Developers of Toronto’s Trump International Hotel & Tower were given explicit instructions by the Ontario Securities Commission back in 2004 not to sell units in the luxe project as lucrative investment opportunities.
But buyers tell the Star they were wooed into putting down payments on pricey hotel-condos through slick marketing by rookie developer Talon International Inc. that focused largely on the project’s revenue-generating potential.
“Sales staff had actual spreadsheets. They could tell you the rate of return unit by unit, floor by floor,” said one buyer who termed those financial details “critical” to his decision to buy a $700,000 unit.
“It was very much sold as an investment (that would actually generate revenue) — there were no ifs, ands or buts,” said the investor, one of more than 50 now desperately trying to get out of deals set to close Nov. 29.
“That was pervasive throughout the marketing material.”
Lawyers for close to a dozen buyers allege that Talon’s marketing campaign violates a special exemption granted, at the developer’s request, by the Ontario Securities Commission as sales launched eight years ago.
“We are looking into this matter to determine compliance with the order and will take regulatory action as warranted,” said the commission in a statement to the Star on Tuesday.
Talon said through its public relations firm that the ruling “was in the usual form granted by the commission in respect of similar applications for commercial condominium units. Talon has complied with the terms of the ruling.”
The exemption is critical in that it means Talon didn’t have to meet key conditions commonly demanded by the securities commission before investment offerings can be sold to the public.
Most importantly, Talon was able to avoid filing a prospectus — a $1 million-plus document that gets reviewed by the securities commission and outlines the financials of any commercial enterprise trying to attract investors.

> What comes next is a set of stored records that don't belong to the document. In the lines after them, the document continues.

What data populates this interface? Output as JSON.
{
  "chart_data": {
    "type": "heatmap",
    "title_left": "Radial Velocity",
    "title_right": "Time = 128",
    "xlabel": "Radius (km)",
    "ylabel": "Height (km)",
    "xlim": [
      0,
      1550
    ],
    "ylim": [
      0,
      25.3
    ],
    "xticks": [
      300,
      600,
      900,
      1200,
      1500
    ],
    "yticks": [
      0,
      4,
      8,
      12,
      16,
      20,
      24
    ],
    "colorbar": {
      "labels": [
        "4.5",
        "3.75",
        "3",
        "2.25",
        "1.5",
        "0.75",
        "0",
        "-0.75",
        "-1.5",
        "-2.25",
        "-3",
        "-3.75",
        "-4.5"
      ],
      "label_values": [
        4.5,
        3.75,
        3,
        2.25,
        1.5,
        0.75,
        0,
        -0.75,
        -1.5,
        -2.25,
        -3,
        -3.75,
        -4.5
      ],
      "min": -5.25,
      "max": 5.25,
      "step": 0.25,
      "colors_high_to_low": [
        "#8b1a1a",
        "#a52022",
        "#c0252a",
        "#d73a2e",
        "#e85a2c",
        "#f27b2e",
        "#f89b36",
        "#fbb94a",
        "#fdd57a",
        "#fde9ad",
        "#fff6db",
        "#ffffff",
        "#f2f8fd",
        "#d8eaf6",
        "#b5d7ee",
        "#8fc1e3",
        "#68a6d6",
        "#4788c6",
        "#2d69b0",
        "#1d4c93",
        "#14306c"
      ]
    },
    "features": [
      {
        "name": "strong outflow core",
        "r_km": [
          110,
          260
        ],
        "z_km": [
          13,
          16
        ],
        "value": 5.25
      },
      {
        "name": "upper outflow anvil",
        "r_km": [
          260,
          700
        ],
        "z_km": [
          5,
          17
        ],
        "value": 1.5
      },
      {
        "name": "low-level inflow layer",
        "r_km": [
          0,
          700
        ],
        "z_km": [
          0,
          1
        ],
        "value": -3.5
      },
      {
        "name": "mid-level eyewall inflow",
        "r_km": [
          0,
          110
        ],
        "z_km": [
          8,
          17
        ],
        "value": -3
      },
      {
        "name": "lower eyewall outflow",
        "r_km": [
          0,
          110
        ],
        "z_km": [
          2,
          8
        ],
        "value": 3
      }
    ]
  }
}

But the commission ruling makes clear that the exemption was granted on condition that Talon market the project’s 276 hotel-condos “primarily as first-class luxury hotel condominium units to be used for short-term transient hotel occupancy or for longer-term occupancy.”
Nothing in any of the documents prohibited buyers from flipping units for a profit on completion, as many investors have done during Toronto’s condo boom.

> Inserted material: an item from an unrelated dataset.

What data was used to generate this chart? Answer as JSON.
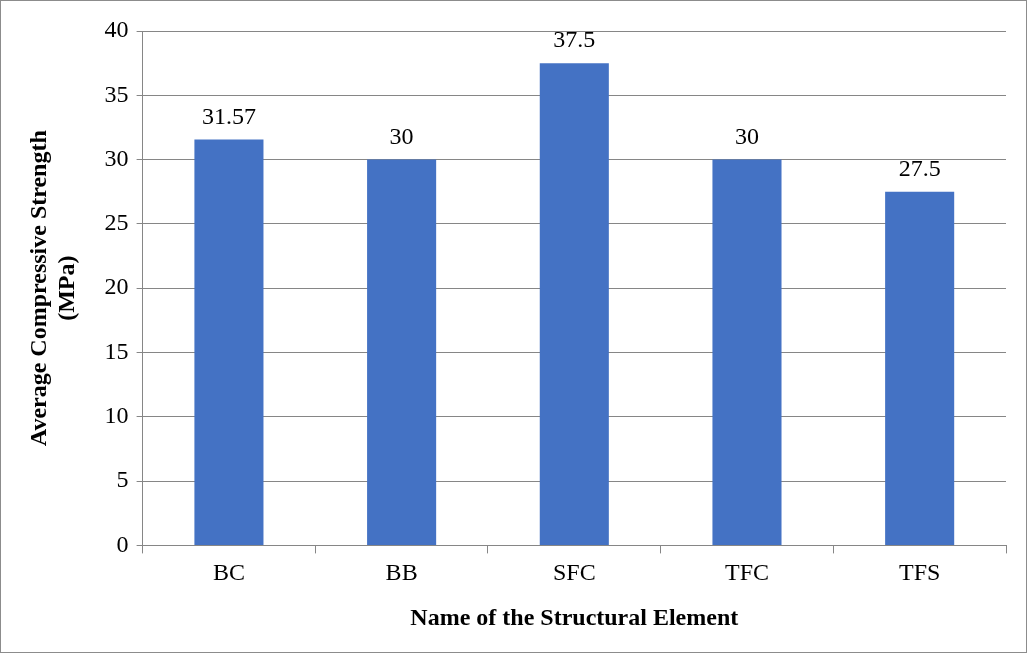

But the 10-page ruling stipulates that prospective purchasers “not be provided with rental or cash flow forecasts or guarantees or any other form of financial projection or commitment.”
“That (exemption) left buyers faced with very complex purchase agreements that the average person — even the average lawyer — might not be able to navigate,” said Toronto lawyer Javad Heydary.
“I don’t think we can blame the commission. They proceeded on the understanding that Talon would undertake the terms of the order.”
Heydary heads a team of eight lawyers who’ve been trying to unravel the complex purchase agreements on behalf of investors who bought through Talon sales staff or realtors to whom Talon paid commissions.
Trump not only licensed his name, which graces the top of the 65-storey project, but Trump International Hotels oversees the day-to-day running of the hotel.
At least one other lawyer is also looking at the ruling as grounds for helping clients who’ve notified Talon they want to rescind their offers on units ranging from $600,000 to well over $1 million.
About a dozen investors have talked to The Star, but on condition their names not be used because they have yet to be sued by Talon and don’t want to draw attention.
Talon has been facing an escalating buyer revolt because of fees and taxes that inexplicably skyrocketed on the units as the hotel finally opened last February, at least two years behind schedule.
A London, Ont., doctor who took part in a promotional video for the project filed a lawsuit last week seeking $750,000 in damages for “misrepresentation” unless he gets back deposits on his $913,000 hotel-condo.
Dozens of buyers are now trying to get deposits back and renege on final payments averaging more than $500,000 that are due to Talon Nov. 29.
Even buyers too frightened of the legal ramifications of walking away from deals penned up to seven years ago are finding themselves in a crippling Catch-22 — unable to sell the high-priced hotel units in a softening condo market or secure mortgages on balances due.
Buyers trying to back out are using a proviso of the Condominium Act that allows purchasers to cancel deals within 10 days of a “material change.”
Talon has launched lawsuits against seven of those investors and is seeking a declaration from Newmarket’s Superior Court of Justice that the new fees aren’t a material change and that the deals must go ahead.